In den fast 40 Betriebsjahren der Tauchbasis im niedersächsischen Hemmoor wurde im dortigen Kreidesee Allerlei „Spielzeug“ als Taucherattraktionen versenkt. Einige dieser Wracks sind inzwischen für Generationen von Tauchern derartig vertraut, dass sie ihren eigenen Beitrag verdient haben.

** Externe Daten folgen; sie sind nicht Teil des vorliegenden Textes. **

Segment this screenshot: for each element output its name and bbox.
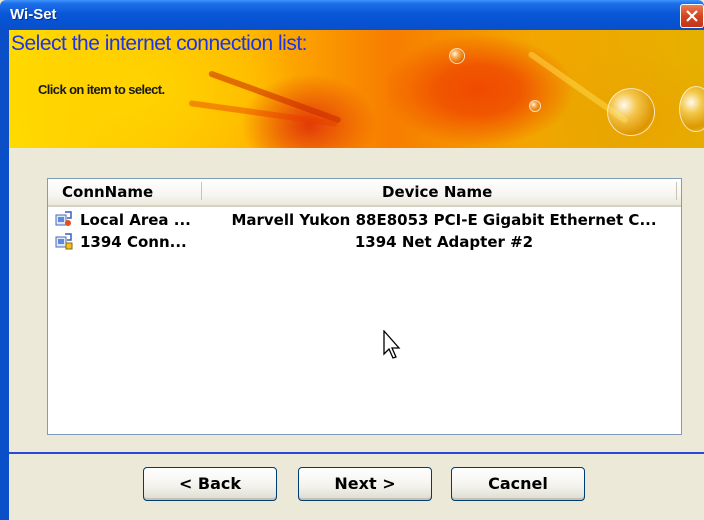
- cancel-button[interactable]: Cacnel: [451, 467, 585, 501]
- cancel-button-label: Cacnel: [488, 474, 548, 493]
- column-divider[interactable]: [201, 182, 202, 200]
- close-button[interactable]: [680, 4, 704, 28]
- header-banner: Select the internet connection list: Cli…: [9, 30, 704, 148]
- column-divider[interactable]: [676, 182, 677, 200]
- mouse-cursor-icon: [383, 330, 401, 359]
- conn-name: Local Area ...: [80, 211, 191, 229]
- network-connection-icon: [55, 211, 72, 226]
- water-drop-decoration: [679, 86, 704, 132]
- back-button-label: < Back: [178, 474, 242, 493]
- next-button[interactable]: Next >: [298, 467, 432, 501]
- device-name: Marvell Yukon 88E8053 PCI-E Gigabit Ethe…: [231, 211, 657, 229]
- water-drop-decoration: [607, 88, 655, 136]
- device-name: 1394 Net Adapter #2: [354, 233, 534, 251]
- column-header-connname[interactable]: ConnName: [62, 183, 153, 201]
- column-header-device-name[interactable]: Device Name: [382, 183, 492, 201]
- list-item[interactable]: 1394 Conn... 1394 Net Adapter #2: [50, 231, 678, 253]
- list-header: ConnName Device Name: [48, 179, 681, 207]
- footer-separator: [9, 452, 704, 454]
- water-drop-decoration: [449, 48, 465, 64]
- next-button-label: Next >: [334, 474, 396, 493]
- title-bar[interactable]: Wi-Set: [0, 0, 704, 30]
- page-subtitle: Click on item to select.: [38, 82, 165, 97]
- network-connection-icon: [55, 233, 73, 250]
- back-button[interactable]: < Back: [143, 467, 277, 501]
- conn-name: 1394 Conn...: [80, 233, 187, 251]
- connection-list[interactable]: ConnName Device Name Local Area ... Marv…: [47, 178, 682, 435]
- window-left-border: [0, 30, 9, 520]
- list-item[interactable]: Local Area ... Marvell Yukon 88E8053 PCI…: [50, 209, 678, 231]
- window-title: Wi-Set: [10, 6, 57, 23]
- close-icon: [686, 10, 698, 22]
- page-title: Select the internet connection list:: [11, 32, 308, 55]
- water-drop-decoration: [529, 100, 541, 112]
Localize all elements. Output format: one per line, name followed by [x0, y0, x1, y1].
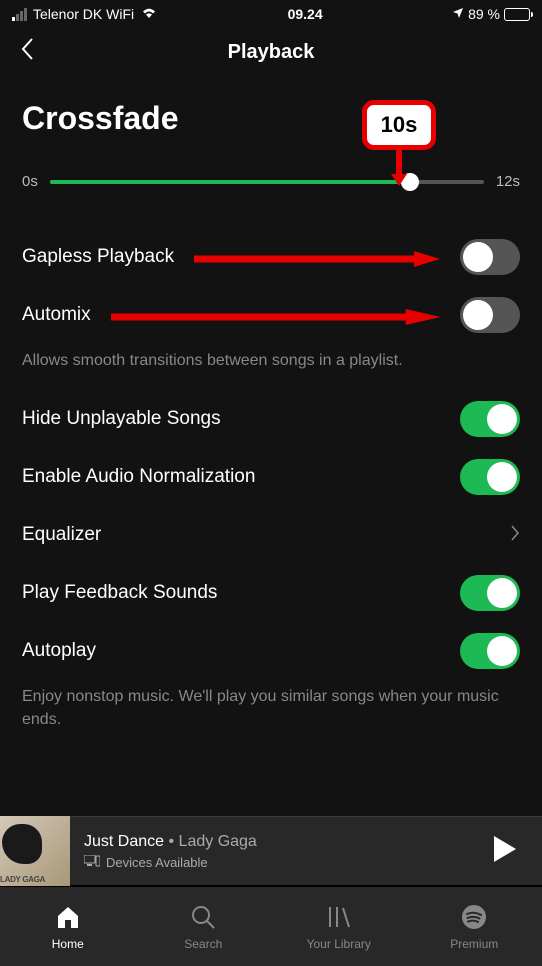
- tab-label: Premium: [450, 937, 498, 951]
- autoplay-description: Enjoy nonstop music. We'll play you simi…: [22, 680, 520, 749]
- location-icon: [452, 6, 464, 22]
- tab-label: Search: [184, 937, 222, 951]
- battery-percent: 89 %: [468, 6, 500, 22]
- setting-label: Hide Unplayable Songs: [22, 408, 221, 430]
- search-icon: [190, 903, 216, 931]
- separator: •: [164, 833, 179, 850]
- chevron-right-icon: [510, 522, 520, 548]
- album-art: LADY GAGA: [0, 816, 70, 886]
- devices-available[interactable]: Devices Available: [84, 855, 468, 870]
- setting-label: Automix: [22, 304, 91, 326]
- play-button[interactable]: [468, 834, 542, 869]
- artist-name: Lady Gaga: [179, 833, 257, 850]
- setting-hide-unplayable: Hide Unplayable Songs: [22, 390, 520, 448]
- track-info: Just Dance • Lady Gaga Devices Available: [70, 833, 468, 870]
- devices-icon: [84, 855, 100, 870]
- slider-max-label: 12s: [496, 173, 520, 190]
- track-title: Just Dance • Lady Gaga: [84, 833, 468, 851]
- automix-description: Allows smooth transitions between songs …: [22, 344, 520, 390]
- status-left: Telenor DK WiFi: [12, 6, 158, 22]
- bottom-nav: Home Search Your Library Premium: [0, 886, 542, 966]
- spotify-icon: [461, 903, 487, 931]
- status-bar: Telenor DK WiFi 09.24 89 %: [0, 0, 542, 28]
- slider-min-label: 0s: [22, 173, 38, 190]
- toggle-automix[interactable]: [460, 297, 520, 333]
- annotation-arrow-down: [389, 148, 409, 193]
- back-button[interactable]: [20, 36, 34, 68]
- annotation-arrow-automix: [111, 309, 440, 321]
- annotation-arrow-gapless: [194, 251, 440, 263]
- song-name: Just Dance: [84, 833, 164, 850]
- tab-library[interactable]: Your Library: [271, 887, 407, 966]
- toggle-feedback[interactable]: [460, 575, 520, 611]
- crossfade-title: Crossfade: [22, 100, 520, 137]
- tab-label: Your Library: [307, 937, 371, 951]
- setting-label: Play Feedback Sounds: [22, 582, 217, 604]
- toggle-normalization[interactable]: [460, 459, 520, 495]
- content: Crossfade 10s 0s 12s Gapless Playback Au…: [0, 76, 542, 749]
- battery-icon: [504, 8, 530, 21]
- now-playing-bar[interactable]: LADY GAGA Just Dance • Lady Gaga Devices…: [0, 816, 542, 886]
- crossfade-slider[interactable]: [50, 180, 484, 184]
- setting-label: Autoplay: [22, 640, 96, 662]
- setting-normalization: Enable Audio Normalization: [22, 448, 520, 506]
- setting-equalizer[interactable]: Equalizer: [22, 506, 520, 564]
- setting-label: Enable Audio Normalization: [22, 466, 255, 488]
- tab-label: Home: [52, 937, 84, 951]
- library-icon: [326, 903, 352, 931]
- tab-home[interactable]: Home: [0, 887, 136, 966]
- annotation-callout: 10s: [362, 100, 436, 150]
- page-title: Playback: [228, 41, 315, 64]
- setting-gapless: Gapless Playback: [22, 228, 520, 286]
- setting-feedback: Play Feedback Sounds: [22, 564, 520, 622]
- crossfade-slider-row: 0s 12s: [22, 173, 520, 190]
- setting-label: Equalizer: [22, 524, 101, 546]
- toggle-hide-unplayable[interactable]: [460, 401, 520, 437]
- album-art-text: LADY GAGA: [0, 875, 45, 884]
- setting-automix: Automix: [22, 286, 520, 344]
- toggle-autoplay[interactable]: [460, 633, 520, 669]
- tab-premium[interactable]: Premium: [407, 887, 542, 966]
- tab-search[interactable]: Search: [136, 887, 272, 966]
- home-icon: [55, 903, 81, 931]
- devices-label: Devices Available: [106, 855, 208, 870]
- clock: 09.24: [288, 6, 323, 22]
- status-right: 89 %: [452, 6, 530, 22]
- signal-icon: [12, 8, 27, 21]
- setting-autoplay: Autoplay: [22, 622, 520, 680]
- wifi-icon: [140, 6, 158, 22]
- setting-label: Gapless Playback: [22, 246, 174, 268]
- toggle-gapless[interactable]: [460, 239, 520, 275]
- carrier-label: Telenor DK WiFi: [33, 6, 134, 22]
- nav-header: Playback: [0, 28, 542, 76]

Neben dem Steinrüttler am Einstieg 3, gehört das Flugzeug am Einstieg 0 zu den Symbolen des Kreidesees. Ursprünglich wurde dort im Jahr 2008 eine amerikanische Piper PA-28 in 10 Metern Tiefe befestigt. Mit über 37.000 gebauten Einheiten und von 1961 bis heute in Produktion, handelt sich bei diesem einmotorigen Viersitzer mit knapp 11 Metern Spannweite um eines der meistgebauten Flugzeuge überhaupt. Zuletzt gehörte die Kreidesee-Maschine einem Gutachter für Flugunfälle, der sie kurz vor seinem Ruhestand als Restaurationsprojekt aus den USA kaufte. Zuvor war sie das Privatflugzeug des niemanden geringeren als Alan Shepard, der als erster US-Amerikaner einen Flug im Weltall absolvierte (Mercury-Redstone 3 Mission in 1961) und als einziger Veteran des Mercury-Programms auf dem Mond war (Apollo 14 Mission in 1971). Nachdem die Ehefrau des neuen Besitzers mit einer Scheidung androhte, wenn ihr Ehemann dieses Projekt angeht, musste er schweren Herzens sein Lieblingsspielzeug verkaufen. Zum Glück stoß er auf eine Zeitungsannonce, in der nach einem Flugzeugwrack für die Versenkung im Kreidesee gesucht wurde. Da die Piper noch in Einzelteilen rumlag, wurde sie behelfsmäßig kosmetisch aufgewertet, gelb lackiert und teilweise ausgeschäumt, um ihren Untertrieb im Wasser zu reduzieren. Anschließend wurde sie freischwebend auf einem Zugseil unter einer Boje platziert, wo sie einige Jahre verweilte und ein echtes Highlight für viele Sporttaucher war. Ich selbst durfte sie dort bei meiner eigenen Freiwasserausbildung im September 2013 noch bewundern. Im Jahr 2015 gaben die Befestigungsseile nach und das Flugzeug krachte auf den Seegrund in 25 Metern Tiefe. Später wurde ein Versuch unternommen, es mit Hebesäcken an eine andere Stelle zu verlegen, was allerdings missling und die wilde Piper segelte unkontrolliert in eine unbekannte Richtung weg. Erst später wurde sie in 52 Metern Tiefe wiedergefunden und ist seitdem eine gute Wegmarkierung für die Trimix-Taucher. Übrigens, eine Weitere PA-28 liegt vor der griechischen Küste.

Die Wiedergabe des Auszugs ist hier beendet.